Kathmandu, November 20
Lack of entrepreneurship growth and slow progress in the Sustainable Development Goals are the major factors hindering the development process of least developed countries (LDCs), including Nepal, as per a report of the United Nations Conference on Trade and Development (UNCTAD).
Unveiling its annual report today, UNCTAD has indicated that lack of labour rights and women entrepreneurship are the major factors for the underdevelopment of Nepal as well other 49 LDCs.
“The report establishes a more active stance for the state in steering the emergence for dynamic and transformational local entrepreneurship,” said UNCTAD Secretary General Mukhisa Kituyi. “By encouraging policymakers to value the benefits of entrepreneurship, this report makes an invaluable contribution to efforts to add value to the least developed countries’ implementation of the 2030 Agendas for Sustainable Development.”
Several structural features of the economics of LDCs tend to weaken entrepreneurship and the growth of enterprises, including limited finances, insufficient infrastructure, lack of institutions, poverty, restrictions on women’s empowerment, high registration costs, and elevated political, economic and environmental risks, according to the report. The result is that most firms in LDCs are micro or small enterprises and 58 per cent of the formal firms have at most 20 employees, it added.
Speaking at a report launching programme, former vice chairman of the National Planning Commission Swarnim Wagle, stated that Nepal’s progress to graduate from the LDC status to the league of developing nations has been satisfactory. “Many people have abandoned the primary occupation of agriculture but the industrial sector has not been able to employ such manpower, which is a weakness of the domestic industries.”
He further stated that if Nepal wants to graduate to the league of developing nations then the country needs to promote entrepreneurship among the youths based on the spirit of the SDGs.
The report says that large numbers of people in LDCs are forced into small-scale, low-value entrepreneurship by necessity. Entrepreneurship is dominated by self-employment which accounts for 70 per cent of total employment, informal micro and small enterprises with low chances of survival and growth and little propensity to innovate. Small firms account for 58 per cent of all firms of these countries including Nepal.

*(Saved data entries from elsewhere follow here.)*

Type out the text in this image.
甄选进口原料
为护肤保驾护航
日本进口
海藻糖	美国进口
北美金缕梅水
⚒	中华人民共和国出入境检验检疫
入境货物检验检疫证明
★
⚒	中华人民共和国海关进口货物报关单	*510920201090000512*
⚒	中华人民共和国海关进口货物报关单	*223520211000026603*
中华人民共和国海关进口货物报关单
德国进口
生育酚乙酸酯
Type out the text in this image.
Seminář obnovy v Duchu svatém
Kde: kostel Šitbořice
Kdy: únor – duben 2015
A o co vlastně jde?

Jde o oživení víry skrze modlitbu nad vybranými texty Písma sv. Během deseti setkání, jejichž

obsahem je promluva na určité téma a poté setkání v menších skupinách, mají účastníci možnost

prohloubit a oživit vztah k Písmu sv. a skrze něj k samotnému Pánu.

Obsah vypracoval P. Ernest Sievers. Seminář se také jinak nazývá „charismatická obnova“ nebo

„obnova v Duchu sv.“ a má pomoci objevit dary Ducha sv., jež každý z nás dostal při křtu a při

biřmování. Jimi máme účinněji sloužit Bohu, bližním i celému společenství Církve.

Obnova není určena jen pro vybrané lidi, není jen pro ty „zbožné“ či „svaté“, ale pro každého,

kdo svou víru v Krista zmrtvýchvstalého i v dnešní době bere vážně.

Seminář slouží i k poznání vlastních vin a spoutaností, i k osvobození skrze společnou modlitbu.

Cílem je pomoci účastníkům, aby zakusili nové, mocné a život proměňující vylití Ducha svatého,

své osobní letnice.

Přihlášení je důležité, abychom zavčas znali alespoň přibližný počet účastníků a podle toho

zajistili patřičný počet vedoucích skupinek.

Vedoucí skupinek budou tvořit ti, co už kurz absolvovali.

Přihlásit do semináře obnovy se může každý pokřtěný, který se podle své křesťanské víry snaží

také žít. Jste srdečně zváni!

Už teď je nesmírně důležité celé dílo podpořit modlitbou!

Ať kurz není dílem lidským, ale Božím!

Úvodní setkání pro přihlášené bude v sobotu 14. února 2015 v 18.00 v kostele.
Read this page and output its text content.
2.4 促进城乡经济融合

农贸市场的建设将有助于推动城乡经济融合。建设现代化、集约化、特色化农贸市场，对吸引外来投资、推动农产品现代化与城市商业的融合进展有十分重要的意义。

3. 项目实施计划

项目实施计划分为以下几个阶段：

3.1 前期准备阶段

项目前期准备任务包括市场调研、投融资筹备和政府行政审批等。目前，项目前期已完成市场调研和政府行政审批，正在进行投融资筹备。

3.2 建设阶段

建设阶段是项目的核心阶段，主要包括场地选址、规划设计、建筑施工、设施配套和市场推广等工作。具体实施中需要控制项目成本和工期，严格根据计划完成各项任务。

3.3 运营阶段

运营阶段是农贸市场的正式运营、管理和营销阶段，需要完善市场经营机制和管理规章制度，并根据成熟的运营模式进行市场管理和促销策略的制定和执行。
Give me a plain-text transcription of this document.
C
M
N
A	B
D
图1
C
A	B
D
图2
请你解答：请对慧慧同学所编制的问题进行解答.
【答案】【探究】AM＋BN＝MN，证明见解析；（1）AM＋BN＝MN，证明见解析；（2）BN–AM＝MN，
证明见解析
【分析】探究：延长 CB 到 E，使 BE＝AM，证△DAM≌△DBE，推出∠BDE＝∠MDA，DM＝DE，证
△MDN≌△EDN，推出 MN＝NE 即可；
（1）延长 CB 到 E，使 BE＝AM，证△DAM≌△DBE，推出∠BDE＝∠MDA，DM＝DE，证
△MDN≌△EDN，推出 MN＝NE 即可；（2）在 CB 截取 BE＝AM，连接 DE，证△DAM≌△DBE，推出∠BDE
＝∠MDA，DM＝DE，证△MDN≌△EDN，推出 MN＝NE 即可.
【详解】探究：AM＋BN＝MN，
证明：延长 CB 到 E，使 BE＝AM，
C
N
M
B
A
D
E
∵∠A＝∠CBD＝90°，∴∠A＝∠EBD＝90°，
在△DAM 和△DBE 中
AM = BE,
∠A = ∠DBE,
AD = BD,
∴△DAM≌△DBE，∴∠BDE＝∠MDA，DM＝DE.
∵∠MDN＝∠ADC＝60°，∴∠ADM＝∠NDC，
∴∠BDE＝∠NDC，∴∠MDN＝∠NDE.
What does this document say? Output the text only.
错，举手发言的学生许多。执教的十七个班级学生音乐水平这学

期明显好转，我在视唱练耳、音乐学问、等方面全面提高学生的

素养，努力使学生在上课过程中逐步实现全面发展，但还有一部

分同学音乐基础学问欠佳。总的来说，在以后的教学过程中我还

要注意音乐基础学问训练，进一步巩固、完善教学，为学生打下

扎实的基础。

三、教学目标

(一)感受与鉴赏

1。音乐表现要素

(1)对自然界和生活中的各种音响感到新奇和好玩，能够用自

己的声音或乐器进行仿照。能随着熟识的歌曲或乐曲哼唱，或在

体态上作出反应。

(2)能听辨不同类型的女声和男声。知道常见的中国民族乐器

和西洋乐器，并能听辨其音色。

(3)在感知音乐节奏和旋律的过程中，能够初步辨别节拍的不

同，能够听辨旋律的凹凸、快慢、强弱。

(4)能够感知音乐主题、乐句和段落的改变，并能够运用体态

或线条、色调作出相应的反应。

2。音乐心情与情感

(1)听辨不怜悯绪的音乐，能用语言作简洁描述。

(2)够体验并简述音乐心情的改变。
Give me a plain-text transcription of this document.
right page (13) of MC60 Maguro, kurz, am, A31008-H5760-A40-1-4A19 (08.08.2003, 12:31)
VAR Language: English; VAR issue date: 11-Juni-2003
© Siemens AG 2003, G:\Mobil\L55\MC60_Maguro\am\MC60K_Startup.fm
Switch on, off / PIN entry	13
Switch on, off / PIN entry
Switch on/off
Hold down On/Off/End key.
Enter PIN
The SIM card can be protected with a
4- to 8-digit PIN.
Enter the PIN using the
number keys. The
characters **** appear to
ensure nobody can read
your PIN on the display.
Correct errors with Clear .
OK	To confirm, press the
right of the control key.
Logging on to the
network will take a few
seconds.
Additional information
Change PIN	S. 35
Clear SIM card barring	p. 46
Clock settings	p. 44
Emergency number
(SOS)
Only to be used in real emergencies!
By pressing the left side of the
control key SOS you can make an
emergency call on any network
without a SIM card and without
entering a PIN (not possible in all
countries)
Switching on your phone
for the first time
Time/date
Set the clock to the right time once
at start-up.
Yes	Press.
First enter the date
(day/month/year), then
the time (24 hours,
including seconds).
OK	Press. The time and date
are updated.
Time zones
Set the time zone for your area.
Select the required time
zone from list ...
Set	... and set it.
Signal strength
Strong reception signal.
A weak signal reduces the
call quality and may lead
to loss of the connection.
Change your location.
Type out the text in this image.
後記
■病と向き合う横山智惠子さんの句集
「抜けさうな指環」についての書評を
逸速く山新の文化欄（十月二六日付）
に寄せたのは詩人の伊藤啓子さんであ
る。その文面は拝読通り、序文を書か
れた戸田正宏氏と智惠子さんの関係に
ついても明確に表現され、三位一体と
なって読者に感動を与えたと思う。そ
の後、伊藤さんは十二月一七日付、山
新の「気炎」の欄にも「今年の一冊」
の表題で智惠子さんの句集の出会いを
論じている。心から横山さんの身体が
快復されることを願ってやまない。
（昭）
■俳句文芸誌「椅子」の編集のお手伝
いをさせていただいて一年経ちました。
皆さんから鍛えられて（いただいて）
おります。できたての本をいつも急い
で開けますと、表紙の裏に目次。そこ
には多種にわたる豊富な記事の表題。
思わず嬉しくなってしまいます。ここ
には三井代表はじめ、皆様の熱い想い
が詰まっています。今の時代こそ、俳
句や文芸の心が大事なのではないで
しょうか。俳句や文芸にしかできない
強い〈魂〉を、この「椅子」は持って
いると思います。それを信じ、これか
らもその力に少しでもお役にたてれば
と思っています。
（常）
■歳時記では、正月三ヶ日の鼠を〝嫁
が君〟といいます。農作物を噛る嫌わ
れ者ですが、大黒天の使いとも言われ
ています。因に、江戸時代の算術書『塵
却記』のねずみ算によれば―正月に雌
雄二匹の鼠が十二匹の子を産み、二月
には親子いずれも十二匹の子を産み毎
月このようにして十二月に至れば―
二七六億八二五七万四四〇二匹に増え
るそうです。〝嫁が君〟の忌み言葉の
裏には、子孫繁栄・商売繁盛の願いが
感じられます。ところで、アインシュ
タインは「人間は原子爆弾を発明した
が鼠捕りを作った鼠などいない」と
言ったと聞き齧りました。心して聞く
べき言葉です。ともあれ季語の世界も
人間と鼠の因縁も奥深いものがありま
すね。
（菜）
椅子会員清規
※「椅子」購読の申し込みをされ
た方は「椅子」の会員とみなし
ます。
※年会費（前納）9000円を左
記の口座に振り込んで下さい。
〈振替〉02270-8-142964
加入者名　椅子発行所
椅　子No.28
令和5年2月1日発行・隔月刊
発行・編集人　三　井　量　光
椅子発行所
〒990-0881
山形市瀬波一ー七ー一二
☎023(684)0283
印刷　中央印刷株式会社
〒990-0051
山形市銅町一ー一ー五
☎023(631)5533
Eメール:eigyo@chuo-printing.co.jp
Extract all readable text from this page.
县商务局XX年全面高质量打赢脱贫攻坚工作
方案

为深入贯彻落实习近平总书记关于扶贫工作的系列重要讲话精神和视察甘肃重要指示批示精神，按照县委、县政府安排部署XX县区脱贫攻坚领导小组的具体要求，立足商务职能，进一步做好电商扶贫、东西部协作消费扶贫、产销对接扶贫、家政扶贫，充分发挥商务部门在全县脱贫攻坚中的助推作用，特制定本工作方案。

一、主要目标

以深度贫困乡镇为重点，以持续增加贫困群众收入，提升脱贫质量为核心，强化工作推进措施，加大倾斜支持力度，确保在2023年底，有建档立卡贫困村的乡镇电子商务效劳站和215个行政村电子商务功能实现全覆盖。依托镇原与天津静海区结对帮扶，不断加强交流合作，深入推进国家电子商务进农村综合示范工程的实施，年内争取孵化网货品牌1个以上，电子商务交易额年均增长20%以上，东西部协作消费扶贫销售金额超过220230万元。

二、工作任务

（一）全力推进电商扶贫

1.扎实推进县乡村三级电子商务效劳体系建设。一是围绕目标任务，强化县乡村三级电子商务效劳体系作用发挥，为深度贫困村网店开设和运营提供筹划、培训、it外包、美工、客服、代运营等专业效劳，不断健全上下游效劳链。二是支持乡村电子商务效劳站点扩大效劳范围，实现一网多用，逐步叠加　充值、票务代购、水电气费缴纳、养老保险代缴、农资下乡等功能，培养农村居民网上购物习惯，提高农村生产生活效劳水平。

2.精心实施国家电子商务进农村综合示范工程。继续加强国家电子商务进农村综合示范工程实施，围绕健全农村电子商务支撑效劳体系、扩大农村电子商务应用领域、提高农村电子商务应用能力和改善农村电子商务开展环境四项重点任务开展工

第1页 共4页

“Governments in LDCs should therefore focus on boosting entrepreneurs and established firms that seize opportunities to create innovative products and services, employ more people and grow dynamic businesses that have a transformative, ripple effect through the economy,” the report reads.
The report suggests the government that it should provide support that is tailored to the lifecycle of firms (start-up, scale-up, maturity), based on objective selection criteria and linking clearly communicated time-bound rewards, advantages and incentives to performance.
“Coherence and coordination between entrepreneurship policies, industrial policies, rural policies and policies for science, technology and innovation are also critical, as is entrepreneurship skills development in education,” the report adds.